You are burned out and seriously considering whether you should leave medicine. You feel distracted and worry that your patient care is beginning to suffer. Before you throw the baby out with the bathwater, let’s consider some effective strategies you can adopt to recalibrate your life, relieve burnout, and save the career that you have worked most of your life to attain.
Numerous studies have researched burnout and it is now being acknowledged, slowly, as a very real occupational hazard for physicians. Change in the medical profession and its universities occurs at a turtle’s pace, so for now, addressing the symptoms of burnout and extracting its causes from your life is entirely up to you. You are in the driver’s seat so let’s look at the roadmap that will drive you through burnout to a more positive destination for your life.
Your well-being is in your own hands.
A study published in the Journal of Occupational Rehabilitation reported that the most successful rehabilitation from burnout occurred when people realized that their well-being was in their own hands. The process included support, awareness, approval and revival of joy in life.
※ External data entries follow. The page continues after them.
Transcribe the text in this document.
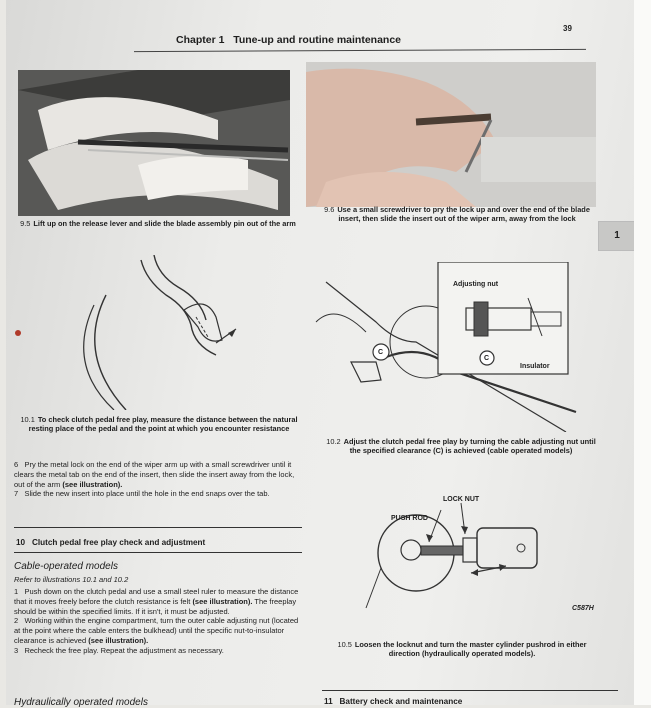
39
Chapter 1 Tune-up and routine maintenance
9.5 Lift up on the release lever and slide the blade assembly pin out of the arm
9.6 Use a small screwdriver to pry the lock up and over the end of the blade insert, then slide the insert out of the wiper arm, away from the lock
1
10.1 To check clutch pedal free play, measure the distance between the natural resting place of the pedal and the point at which you encounter resistance
Adjusting nut
Insulator
C
C
10.2 Adjust the clutch pedal free play by turning the cable adjusting nut until the specified clearance (C) is achieved (cable operated models)
LOCK NUT
PUSH ROD
C587H
10.5 Loosen the locknut and turn the master cylinder pushrod in either direction (hydraulically operated models).
6 Pry the metal lock on the end of the wiper arm up with a small screwdriver until it clears the metal tab on the end of the insert, then slide the insert away from the lock, out of the arm (see illustration).
7 Slide the new insert into place until the hole in the end snaps over the tab.
10 Clutch pedal free play check and adjustment
Cable-operated models
Refer to illustrations 10.1 and 10.2
1 Push down on the clutch pedal and use a small steel ruler to measure the distance that it moves freely before the clutch resistance is felt (see illustration). The freeplay should be within the specified limits. If it isn't, it must be adjusted.
2 Working within the engine compartment, turn the outer cable adjusting nut (located at the point where the cable enters the bulkhead) until the specific nut-to-insulator clearance is achieved (see illustration).
3 Recheck the free play. Repeat the adjustment as necessary.
Hydraulically operated models	11 Battery check and maintenance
- The most effective recovery started with support from rehabilitation professionals, family or friends.
- Awareness and approval occurred when attitudes toward personal needs and limits changed.
- “The accumulation of support, awareness and approval led to a revival of joy in life and greater perceived control over one’s well-being.”
The First, Simple Steps
The first steps that you can take to recover from burnout are the simplest.
Rest: You need to get more sleep – beginning tonight. Eight hours of sleep, as impossible as that may seem, are optimal for performance and for healing yourself from burnout. As a physician, you know that without sleep cells cannot regenerate; neither can your ability to think and perform well.
Eat: Eat mindfully. For the foreseeable future, you need to eat good food and sit down while doing it. Find a quiet place- a table in the corner, a park bench, even your car; any place where you can actually chew your food and enjoy its taste.
Breathe: You need to breathe. When you get up in the morning, breathe in until you have completely filled your lungs. Breathe out slowly through your nose. Do this ten times. Whenever you feel overwhelmed practice this deep breathing. Step into the supply closet at work if you have to, just remember that deep breathing is now your best friend.
The Mid-Grade Steps to Healing Burnout
Now that you know what you have to do every day, it’s time to consider more involved steps to relieve burnout; ones that may include changing your schedule and habits.
The Harvard Business Review recommends three strategies that are just as relevant to physicians as they are to hard driving business professionals.
1: Manage Your Work
- Draw boundaries. Manage your time and set limits.
- Say NO. Don’t be afraid to decline work if you don’t have the time or energy to fulfill a task at 100%.
- Be realistic about the time, pressure and demands of new projects. Take the time to analyze a project for how much of your time something new will take you, taking into account your current workload.
2: Embrace Renewal
- This doesn’t mean going to a meditation retreat. It means a morning and/or evening routine that allows for breaks and reflection so that you can function more effectively. It means taking the vacation time you are due and filling it with adventure, enjoyment, and rest.
3: Doing the Right Work
- Are your work and life infused with purpose and fulfillment?
Other steps to relieve burnout include:
- Delegate as many things as you can in a responsible manner.
- Take breaks between big projects.
- Control your mobile devices and social media. If you are not on call, set up some quiet time for yourself. Notify your friends and family that you are going off line for an hour.
- Resist the urge to take work home. As Nike says “Just do it.” No excuses; if you don’t have to take work home Do Not Do It. This is one of the most important new boundaries you can establish in your post-burnout life.